Many of them were small and unremarkable — the sort of specimens bird-watchers like to refer to as “LBJs,” short for “little brown jobs.” Others had striking patterns, or feathery antennae, or were clad in vivid colors. A few others were just plain enormous.

“I just became intrigued with them, and wanted to see how many different kinds there were,” McDaniel says. He started by taking their pictures with a digital camera, and then printed out each image and Scotch-taped it to the walls of his family’s sitting room. In time, McDaniel’s moth gallery grew to include more than one hundred species.

“At a glance, a lot of them look alike,” says McDaniel. “But you start comparing bigger pictures and you see that they have all sorts of variations in their patterns and their shapes their antennae and the way they hold their wings. There’s a lot of variety.”
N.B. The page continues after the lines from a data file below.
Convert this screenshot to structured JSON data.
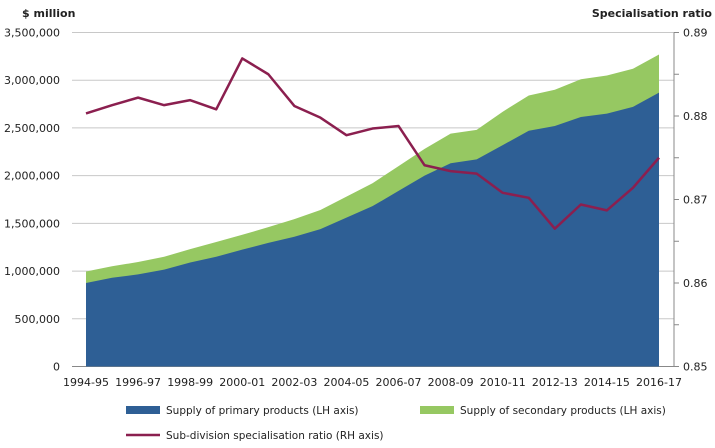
{
  "chart_data": {
    "type": "area+line",
    "left_axis_title": "$ million",
    "right_axis_title": "Specialisation ratio",
    "left_ylim": [
      0,
      3500000
    ],
    "left_ticks": [
      "0",
      "500,000",
      "1,000,000",
      "1,500,000",
      "2,000,000",
      "2,500,000",
      "3,000,000",
      "3,500,000"
    ],
    "right_ylim": [
      0.85,
      0.89
    ],
    "right_ticks": [
      "0.85",
      "0.86",
      "0.87",
      "0.88",
      "0.89"
    ],
    "grid": "horizontal",
    "legend_position": "bottom",
    "categories": [
      "1994-95",
      "1995-96",
      "1996-97",
      "1997-98",
      "1998-99",
      "1999-00",
      "2000-01",
      "2001-02",
      "2002-03",
      "2003-04",
      "2004-05",
      "2005-06",
      "2006-07",
      "2007-08",
      "2008-09",
      "2009-10",
      "2010-11",
      "2011-12",
      "2012-13",
      "2013-14",
      "2014-15",
      "2015-16",
      "2016-17"
    ],
    "x_tick_labels": [
      "1994-95",
      "1996-97",
      "1998-99",
      "2000-01",
      "2002-03",
      "2004-05",
      "2006-07",
      "2008-09",
      "2010-11",
      "2012-13",
      "2014-15",
      "2016-17"
    ],
    "series": [
      {
        "name": "Supply of primary products (LH axis)",
        "type": "stacked-area",
        "axis": "left",
        "color": "#2e5f95",
        "values": [
          875000,
          930000,
          965000,
          1015000,
          1090000,
          1150000,
          1225000,
          1295000,
          1360000,
          1440000,
          1560000,
          1680000,
          1840000,
          2000000,
          2130000,
          2170000,
          2320000,
          2470000,
          2520000,
          2615000,
          2650000,
          2720000,
          2870000
        ]
      },
      {
        "name": "Supply of secondary products (LH axis)",
        "type": "stacked-area",
        "axis": "left",
        "color": "#96c862",
        "values": [
          120000,
          120000,
          130000,
          135000,
          140000,
          155000,
          155000,
          165000,
          185000,
          200000,
          220000,
          240000,
          260000,
          280000,
          310000,
          310000,
          350000,
          370000,
          380000,
          395000,
          400000,
          400000,
          400000
        ]
      },
      {
        "name": "Sub-division specialisation ratio (RH axis)",
        "type": "line",
        "axis": "right",
        "color": "#8b1f4f",
        "values": [
          0.8803,
          0.8813,
          0.8822,
          0.8813,
          0.8819,
          0.8808,
          0.8869,
          0.885,
          0.8812,
          0.8798,
          0.8777,
          0.8785,
          0.8788,
          0.8741,
          0.8734,
          0.8731,
          0.8708,
          0.8702,
          0.8665,
          0.8694,
          0.8687,
          0.8714,
          0.875
        ]
      }
    ]
  }
}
In the first, heady days of his moth project, McDaniel was keen on identifying his nocturnal guests and learning their common names and their scientific names, both of which he’d jot onto the margins of the photos with a pencil.

It didn’t last.

“I realized very quickly that first of all, they’re very hard to identify. I also learned that there are a lot of them. Someone told me that there are something like 4,000 species of moths in North Carolina.”

McDaniel is in good company; a glance at a website devoted to moths of Virginia and North Carolina seems to show the same trend: the list is well annotated near the top, with common names (“tiger moths,” “crambid snout moths,” “false owlet moths,” for starters) and scientific names, but trails away into a knot of hundreds of unidentified species. McDaniel’s quest for knowledge had led him onto difficult terrain. “I kind of gave up on that,” he says. “I started to photograph them more for the visual interest.”

Few have been more interesting than the leopard moth. One day McDaniels and his daughter were in the yard when they came across a finger-sized caterpillar with sharp black bristles and an abdomen girded with red lines. They brought it inside, put it in a terrarium, and promptly forgot about it.

“And then a few months later my son walked by it and noticed a little bit of movement,” says McDaniel. “And as he watched, a leopard moth emerged from the cocoon.” The moth had a wingspan of nearly 3 inches. Its bulky frame was covered with black rings and dots against a ground of snowy white. It was a moth to remember. 

“When I first started taking pictures of moths, it didn’t occur to me that they would be interesting to other people,” says McDaniel. “As it has turned out, most people who walk into our living room are interested in the pictures. It sort of turned into an accidental art project.”

The lesson in all this? “There’s a lot right at our doorstep that we can easily overlook,” McDaniel says. “If we take the time to notice, it can be quite interesting.”